RandalB here. A quick Intro:

I coordinate (and come up with ideas, build stuff, do wiring, recruit volunteers, etc,etc, etc) a 100% charity haunt in Cedar Lake, Indiana. We have been using temporary venues to put on our 100% charity haunt for 6 years. Like most of our ilk, I started out as a home haunter with a yard display and was recruited by a neighbor to "make a haunted house" for the charity she volunteered for.

Our program has been steadily growing over the years and some new things we did for 2014:
1) 13 Rooms (10k sq ft of decorated space) with connecting hallways
2) Queue line entertainment
3) Low voltage lighting throughout
4) Independent Sound systems for individual rooms
5) Digital video effects
6) CC camera coverage 
7) Photo op at exit (Selfie Station)
8) Comment Cards for self improvement and Ideas

We had a budget of $1500 and operated Four nights: 17,18,24 and 25 October from 7-9:30 PM. We had a net donation to our sponsoring charity of over $5000. We charge $5 per guest.

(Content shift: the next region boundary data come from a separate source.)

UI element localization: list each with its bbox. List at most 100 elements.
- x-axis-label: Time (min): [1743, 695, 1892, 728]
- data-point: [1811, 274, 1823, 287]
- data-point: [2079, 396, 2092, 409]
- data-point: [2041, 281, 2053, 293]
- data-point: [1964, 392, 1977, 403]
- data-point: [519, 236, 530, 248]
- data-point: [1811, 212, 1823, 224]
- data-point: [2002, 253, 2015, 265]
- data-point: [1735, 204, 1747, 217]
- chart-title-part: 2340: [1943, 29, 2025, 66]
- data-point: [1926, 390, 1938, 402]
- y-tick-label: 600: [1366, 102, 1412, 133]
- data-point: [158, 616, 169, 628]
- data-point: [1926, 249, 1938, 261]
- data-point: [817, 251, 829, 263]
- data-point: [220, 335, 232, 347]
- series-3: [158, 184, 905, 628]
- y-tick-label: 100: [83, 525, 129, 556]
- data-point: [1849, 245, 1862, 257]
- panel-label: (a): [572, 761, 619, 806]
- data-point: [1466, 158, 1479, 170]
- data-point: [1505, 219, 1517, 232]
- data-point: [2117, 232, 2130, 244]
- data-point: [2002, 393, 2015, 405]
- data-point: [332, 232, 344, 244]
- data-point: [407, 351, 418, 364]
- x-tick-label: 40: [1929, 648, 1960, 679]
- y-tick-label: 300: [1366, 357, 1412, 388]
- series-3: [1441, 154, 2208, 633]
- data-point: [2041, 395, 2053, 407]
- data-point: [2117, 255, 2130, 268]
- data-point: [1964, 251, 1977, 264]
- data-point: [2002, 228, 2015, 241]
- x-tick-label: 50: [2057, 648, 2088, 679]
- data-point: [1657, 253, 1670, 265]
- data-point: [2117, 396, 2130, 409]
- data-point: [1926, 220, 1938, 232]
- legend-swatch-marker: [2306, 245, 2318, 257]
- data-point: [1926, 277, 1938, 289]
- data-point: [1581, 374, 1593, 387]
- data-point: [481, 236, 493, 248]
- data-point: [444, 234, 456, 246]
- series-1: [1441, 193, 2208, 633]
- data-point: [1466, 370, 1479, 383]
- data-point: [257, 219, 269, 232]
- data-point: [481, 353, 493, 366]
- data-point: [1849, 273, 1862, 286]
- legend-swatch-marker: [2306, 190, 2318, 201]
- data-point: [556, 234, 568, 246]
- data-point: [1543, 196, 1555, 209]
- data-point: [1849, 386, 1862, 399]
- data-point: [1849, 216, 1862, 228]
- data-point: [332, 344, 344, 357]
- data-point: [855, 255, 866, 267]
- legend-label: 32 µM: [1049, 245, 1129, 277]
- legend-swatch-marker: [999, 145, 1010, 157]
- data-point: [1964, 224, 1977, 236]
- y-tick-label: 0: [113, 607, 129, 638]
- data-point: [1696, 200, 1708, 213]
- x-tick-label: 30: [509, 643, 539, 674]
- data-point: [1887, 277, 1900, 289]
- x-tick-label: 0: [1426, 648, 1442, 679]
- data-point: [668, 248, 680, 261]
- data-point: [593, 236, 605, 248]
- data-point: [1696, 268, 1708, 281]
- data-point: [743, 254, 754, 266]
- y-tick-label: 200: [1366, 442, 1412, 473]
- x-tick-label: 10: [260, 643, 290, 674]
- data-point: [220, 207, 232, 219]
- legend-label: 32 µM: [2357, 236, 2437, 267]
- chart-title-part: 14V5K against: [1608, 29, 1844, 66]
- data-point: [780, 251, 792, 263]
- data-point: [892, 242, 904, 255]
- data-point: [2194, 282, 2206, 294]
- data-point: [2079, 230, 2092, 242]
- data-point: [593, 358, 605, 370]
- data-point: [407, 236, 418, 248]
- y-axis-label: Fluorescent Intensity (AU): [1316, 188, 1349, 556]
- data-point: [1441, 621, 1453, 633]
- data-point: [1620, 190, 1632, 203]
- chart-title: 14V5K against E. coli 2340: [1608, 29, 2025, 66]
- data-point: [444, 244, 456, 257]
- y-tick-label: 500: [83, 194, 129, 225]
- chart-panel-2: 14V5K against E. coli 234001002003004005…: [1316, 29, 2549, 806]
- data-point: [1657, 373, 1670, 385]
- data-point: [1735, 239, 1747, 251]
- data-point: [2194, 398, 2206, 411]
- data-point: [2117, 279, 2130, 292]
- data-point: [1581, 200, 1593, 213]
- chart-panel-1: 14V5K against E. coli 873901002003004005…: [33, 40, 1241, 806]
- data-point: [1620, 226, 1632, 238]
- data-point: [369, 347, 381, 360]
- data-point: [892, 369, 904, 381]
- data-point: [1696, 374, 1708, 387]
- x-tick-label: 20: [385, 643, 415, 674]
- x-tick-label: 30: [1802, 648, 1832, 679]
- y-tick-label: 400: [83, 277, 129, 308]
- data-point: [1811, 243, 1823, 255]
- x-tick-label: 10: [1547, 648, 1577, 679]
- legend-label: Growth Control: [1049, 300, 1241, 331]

Utilizing a school gym presents some very challenging issues both Technological and Logistical.

Logistically speaking; Gym teachers and Athletic directors don't like to give up their space for very long. We were able to begin loading equipment in and building the haunt on October 14th at 3:00 PM with the opening of the attraction at 7:00 PM on the 17th.

On the 25th, after closing at 9:30 PM, we had to strike the attraction and remove everything for School on Monday the 27th. We were clear of the venue by 1:00 PM on Sunday the 26th.

Technologically speaking, we had to bring all the necessary support equipment and build the attraction keeping within fire code. We are inspected by State and local fire marshals with permits required to operate. We operated with no variances and 100% compliance with both fire and building codes.

As far as the entertainment goes, I think we put on a heck of a show. We use 100% volunteer actors that we recruit starting in August and train them along the way. We actually attracted a review group, Horror Tourers this year and got top ratings from them: 




So, now that I've run off at the keyboard long enough, I'd love to discuss the use of Temporary Venues and Charity Haunts with you guys. If you have questions, fire away. If you have suggestions, I'd love to hear 'em.

Our program has jumped a lot of hurdles over the last 6 years with a lot more to come. Looking forward to sharing my experiences and info with the forum

RandalB


----------



## nimblemonkey (Aug 21, 2011)

Wow- impressive to say the least. I'm fortunate to have a one room schoolhouse to put my haunt into, although I wish I had more space. I just started (2013) so I'm not complaining (I don't charge a thing- it's a community haunt). I can't believe you put it up in less than three days and took it down in about a day. Where do you store stuff in the off season? 10K sq. feet of stuff?


----------



## WingThing (Nov 14, 2014)

The haunt sounded great. The only thing I might be able to add is a Concession stand. (If you don't have one.) Use your long lines to your advantage. The only thing on that you'll have is state heath food laws, bathrooms, and trash. You might be able to increase your take for your charity. Many business would donate or give you a cut rate on the price of food and supplies for charities. Just food for thought.
*
*


----------



## RandalB (Jun 8, 2009)

Wing,
I rent a 10x30 Storage unit for props/Decor (Plus my 2 car garage..). The wall sections and larger equipment like the Power distribution panels (2x of these, 100A breaker boxes with GFI outlets wired to them) are stored at one of our local businesses. We are fortunate that the owner of the business and his family are big time into acting as zombies in the attraction. We put a lot of focus on things being modular and use some decor pieces as storage (caskets, etc). Some of the larger things are one time use (2x4 Bed frame for example) and are disassembled after the event. 

The venue already has a concession stand that is operated by the charity organization. They also do things like face painting and a kid's fun room (bounce house, kid's low scare haunt, games, etc) that we set up for them. The kids stuff is fun for them, but has to be taken down both weekends and re-setup on the second weekend so they can use that space for classes. We divide the labor with the charity, they handle everything outside the attraction (ticketing, advertising, etc) while we provide everything inside (Actors, build, security, ems, etc) and in line entertainment. 

RandalB


----------